Research suggests there may be an association between periodontal (gum and teeth) disease (PD) and coronary heart disease, another big chronic disease in the UK.
Both diseases share several risk factors such as smoking, age and diabetes and are characterised by inflammation and the build-up of two different types of plaque.
It’s important to lead a heart-healthy lifestyle and practice good oral hygiene to minimise your risk of both PD and coronary heart disease.
To care for your heart and your teeth: Keep away from cigarettes – the chemicals in tobacco damage both your gums and your arteries. Eat a heart-healthy diet and include plenty of colourful fruit and vegetables rich in anti-oxidants, vitamins and mineral.
Exercise regularly and keep to a healthy weight.
Brush your teeth at least twice a day with fluoride toothpaste, using a good tooth brush.

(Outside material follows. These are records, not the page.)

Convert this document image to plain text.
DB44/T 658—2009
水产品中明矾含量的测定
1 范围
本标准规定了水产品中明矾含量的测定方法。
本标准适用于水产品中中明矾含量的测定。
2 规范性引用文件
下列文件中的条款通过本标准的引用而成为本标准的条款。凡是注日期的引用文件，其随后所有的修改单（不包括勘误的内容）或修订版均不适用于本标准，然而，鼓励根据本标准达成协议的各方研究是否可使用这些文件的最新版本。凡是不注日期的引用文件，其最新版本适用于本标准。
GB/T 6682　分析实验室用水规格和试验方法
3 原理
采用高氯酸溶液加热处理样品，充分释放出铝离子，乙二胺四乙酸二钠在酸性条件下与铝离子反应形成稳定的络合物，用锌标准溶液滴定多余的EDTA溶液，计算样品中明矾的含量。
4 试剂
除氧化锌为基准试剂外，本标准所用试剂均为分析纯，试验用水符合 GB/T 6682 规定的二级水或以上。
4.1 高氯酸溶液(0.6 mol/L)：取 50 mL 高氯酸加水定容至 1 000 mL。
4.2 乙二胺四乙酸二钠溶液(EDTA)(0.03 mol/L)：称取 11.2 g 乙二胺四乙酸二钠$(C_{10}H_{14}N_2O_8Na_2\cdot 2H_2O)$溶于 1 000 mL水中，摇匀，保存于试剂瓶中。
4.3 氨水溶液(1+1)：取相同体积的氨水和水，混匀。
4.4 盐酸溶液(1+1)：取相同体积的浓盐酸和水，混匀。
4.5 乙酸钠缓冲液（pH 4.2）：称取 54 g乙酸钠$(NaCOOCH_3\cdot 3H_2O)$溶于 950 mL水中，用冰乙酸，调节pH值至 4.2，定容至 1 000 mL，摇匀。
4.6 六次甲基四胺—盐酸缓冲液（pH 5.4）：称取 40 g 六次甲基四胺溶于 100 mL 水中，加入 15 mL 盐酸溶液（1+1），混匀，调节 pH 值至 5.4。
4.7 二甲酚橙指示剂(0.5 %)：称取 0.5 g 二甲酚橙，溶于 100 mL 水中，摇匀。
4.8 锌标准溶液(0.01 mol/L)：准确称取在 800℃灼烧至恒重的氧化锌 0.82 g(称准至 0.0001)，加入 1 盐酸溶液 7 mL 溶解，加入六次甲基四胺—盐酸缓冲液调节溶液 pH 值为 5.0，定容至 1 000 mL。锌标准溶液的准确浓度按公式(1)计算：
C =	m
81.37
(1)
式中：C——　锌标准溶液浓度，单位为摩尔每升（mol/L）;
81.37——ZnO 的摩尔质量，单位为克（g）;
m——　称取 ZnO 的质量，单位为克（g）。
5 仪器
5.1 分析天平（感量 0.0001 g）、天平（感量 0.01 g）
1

Regularly floss your teeth and rinse with an anti-bacterial mouthwash. Have regular check-ups and get your teeth professionally cleaned.
Remember, healthy teeth are key to enjoying food and being able to chew a wide range of heart-healthy foods Spot the signs – gum disease (also known as gingivitis) is an early sign of PD but can be reversed.
You should make an appointment to see your dentist if your gums are inflamed, are painful or bleed when brushing.
Loose teeth and gums that have pulled away from your teeth as well as bad breath could also indicate early signs of PD.
Remember, a heart-healthy lifestyle will do wonders for your teeth, heart and body. It will give you a brighter smile and help you to live a healthier, happier, longer life.